Mi accorgo di quanto tu sia importante per me.

Penelope mi raggiunge fuori e si siede al mio fianco sulla panchina.

"A che pensi?" mi domanda.

"Non lo so." rispondo.

"Quando le dirai ciò che provi?" mi domanda ancora.

"Non lo so." rispondo.

"Perché allora stai con lei adesso?" chiede ancora Pen.

"Non lo so." rispondo ancora.

"Beh, Capo! Quando avrai capito o scoperto qualcosa che ancora non sai, sappi che in quel letto di ospedale c'è una donna che frequentava un uomo, per poter evitare d'innamorarsi di te. Ma poi si è resa conto di quanto stupido fosse frequentare una persona per dimenticarne un'altra, e voleva lasciare Justin." Mi dice ancora.

"Lo so." rispondo.

Penelope, si alza e torna a casa da Kevin.
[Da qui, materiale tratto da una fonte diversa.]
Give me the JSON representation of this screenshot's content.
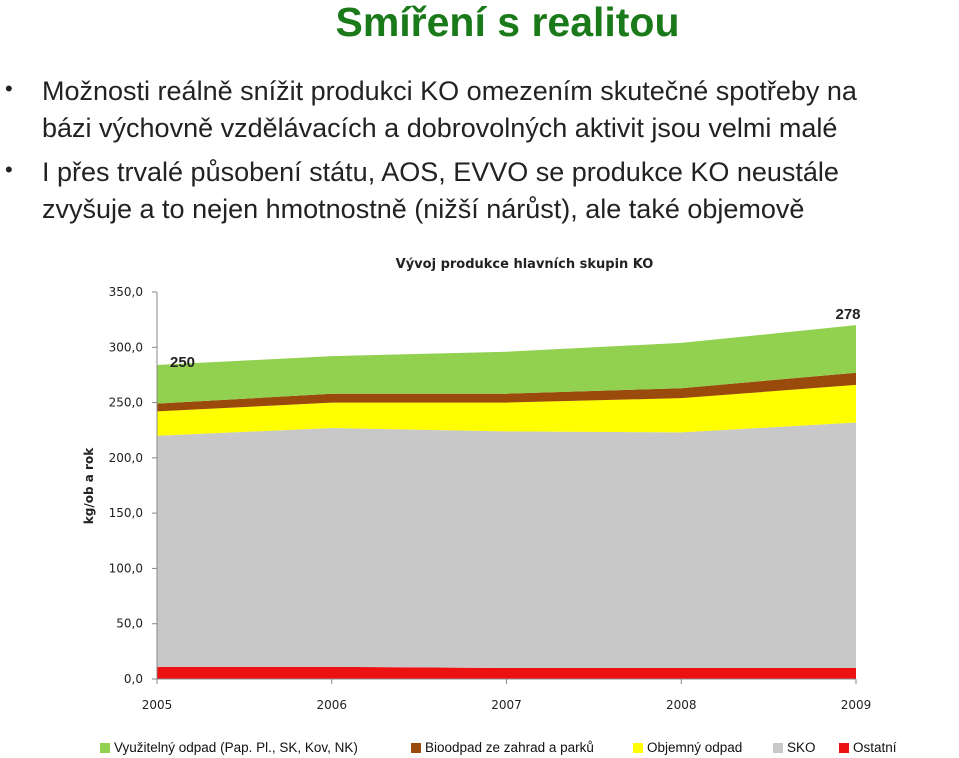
{
  "slide": {
    "title": "Smíření s realitou",
    "bullets": [
      {
        "lines": [
          "Možnosti reálně snížit produkci KO omezením skutečné spotřeby na",
          "bázi výchovně vzdělávacích a dobrovolných aktivit jsou velmi malé"
        ]
      },
      {
        "lines": [
          "I přes trvalé působení státu, AOS, EVVO se produkce KO neustále",
          "zvyšuje a to nejen hmotnostně (nižší nárůst), ale také objemově"
        ]
      }
    ],
    "bullet_symbol": "•"
  },
  "chart_data": {
    "type": "area",
    "stacked": true,
    "title": "Vývoj produkce hlavních skupin KO",
    "xlabel": "",
    "ylabel": "kg/ob a rok",
    "x": [
      "2005",
      "2006",
      "2007",
      "2008",
      "2009"
    ],
    "ylim": [
      0,
      350
    ],
    "yticks": [
      "0,0",
      "50,0",
      "100,0",
      "150,0",
      "200,0",
      "250,0",
      "300,0",
      "350,0"
    ],
    "grid": false,
    "legend_position": "bottom",
    "series": [
      {
        "name": "Ostatní",
        "color": "#ee1111",
        "values": [
          11,
          11,
          10,
          10,
          10
        ]
      },
      {
        "name": "SKO",
        "color": "#c8c8c8",
        "values": [
          209,
          216,
          214,
          213,
          222
        ]
      },
      {
        "name": "Objemný odpad",
        "color": "#ffff00",
        "values": [
          22,
          23,
          26,
          31,
          34
        ]
      },
      {
        "name": "Bioodpad ze zahrad a parků",
        "color": "#9a4a0a",
        "values": [
          7,
          8,
          8,
          9,
          11
        ]
      },
      {
        "name": "Využitelný odpad (Pap. Pl., SK, Kov, NK)",
        "color": "#92d050",
        "values": [
          35,
          34,
          38,
          41,
          43
        ]
      }
    ],
    "annotations": [
      {
        "text": "250",
        "x": "2005"
      },
      {
        "text": "278",
        "x": "2009"
      }
    ],
    "legend_order": [
      "Využitelný odpad (Pap. Pl., SK, Kov, NK)",
      "Bioodpad ze zahrad a parků",
      "Objemný odpad",
      "SKO",
      "Ostatní"
    ]
  }
}
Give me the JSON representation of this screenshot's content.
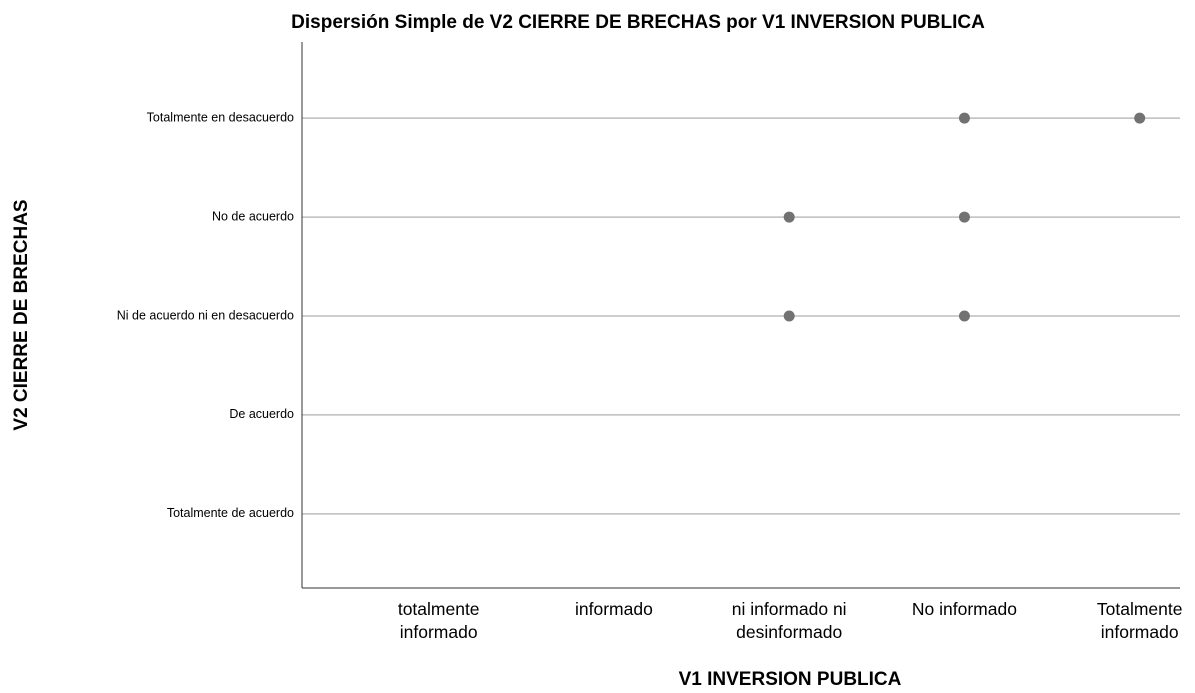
{
  "chart_data": {
    "type": "scatter",
    "title": "Dispersión Simple de V2 CIERRE DE BRECHAS por V1 INVERSION PUBLICA",
    "x_label": "V1 INVERSION PUBLICA",
    "y_label": "V2 CIERRE DE BRECHAS",
    "x": [
      4,
      5,
      3,
      4,
      3,
      4
    ],
    "values": [
      5,
      5,
      4,
      4,
      3,
      3
    ],
    "color": "#727272",
    "xlim": [
      0.22,
      5.23
    ],
    "ylim": [
      0.25,
      5.77
    ],
    "xticks": [
      {
        "value": 1,
        "label": "totalmente\ninformado"
      },
      {
        "value": 2,
        "label": "informado"
      },
      {
        "value": 3,
        "label": "ni informado ni\ndesinformado"
      },
      {
        "value": 4,
        "label": "No informado"
      },
      {
        "value": 5,
        "label": "Totalmente\ninformado"
      }
    ],
    "yticks": [
      {
        "value": 1,
        "label": "Totalmente de acuerdo"
      },
      {
        "value": 2,
        "label": "De acuerdo"
      },
      {
        "value": 3,
        "label": "Ni de acuerdo ni en desacuerdo"
      },
      {
        "value": 4,
        "label": "No de acuerdo"
      },
      {
        "value": 5,
        "label": "Totalmente en desacuerdo"
      }
    ],
    "grid": true
  }
}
Rientro in camera tua e ti guardo dormire, stavolta il tuo viso è più rilassato, e spero che tu stia facendo dei bei sogni. Ti sfioro la fronte con un bacio, quando il dottore mi chiama fuori per aggiornarmi sul tuo stato.

Mi dice che domani mattina ti dimetteranno.

Non vedo l'ora!

Ma come faccio a dirti ciò che provo?

Mangio un panino e torno a sedermi al tuo fianco.

Ti prendo la mano, e mi addormento appoggiando la testa sullo schienale della sedia.

Sono quasi le 3 del mattino, quando sento che sfili la mano dalla mia.

Mi stiro la schiena e vedo che ti vuoi alzare.

"Dove vuoi andare?" ti chiedo.

"Hotch, ho una certa… urgenza… idrica," mi dici imbarazzata.

Sorrido e suono il campanello per chiamare l'infermiera.

"Vado a fumarmi una sigaretta" ti dico, mentre l'infermiera ti accompagna in bagno.

Mi perdo a guardare un cielo notturno della città, dove le stelle si possono solo immaginare, dove la luce artificiale toglie la poesia a uno degli spettacoli naturali più belli.

Sento che qualcuno mi sfiora la spalla ed istintivamente mi giro.

"Che ci fai qui fuori?" ti domando sorpreso.

"L'infermiera mi ha detto che posso camminare, che sono passate quasi 20 ore dall'aggressione e che se volevo fumare una sigaretta… beh potevo raggiungerti."

Istintivamente ti passo un braccio intorno alla vita.

"Hotch…"

"Ti devo spiegare alcune cose." Mi dici, mentre ti avvicino a me. "Non adesso," Ti sussurro, mentre ti bacio lievemente.

Sento che non mi respingi e ti stringo ancora più a me.

"Io non ti farò mai del male. Mai!" Ti sussurro piano, mentre ti abbraccio, cercando di rendermi conto che è vero ciò che sto vivendo.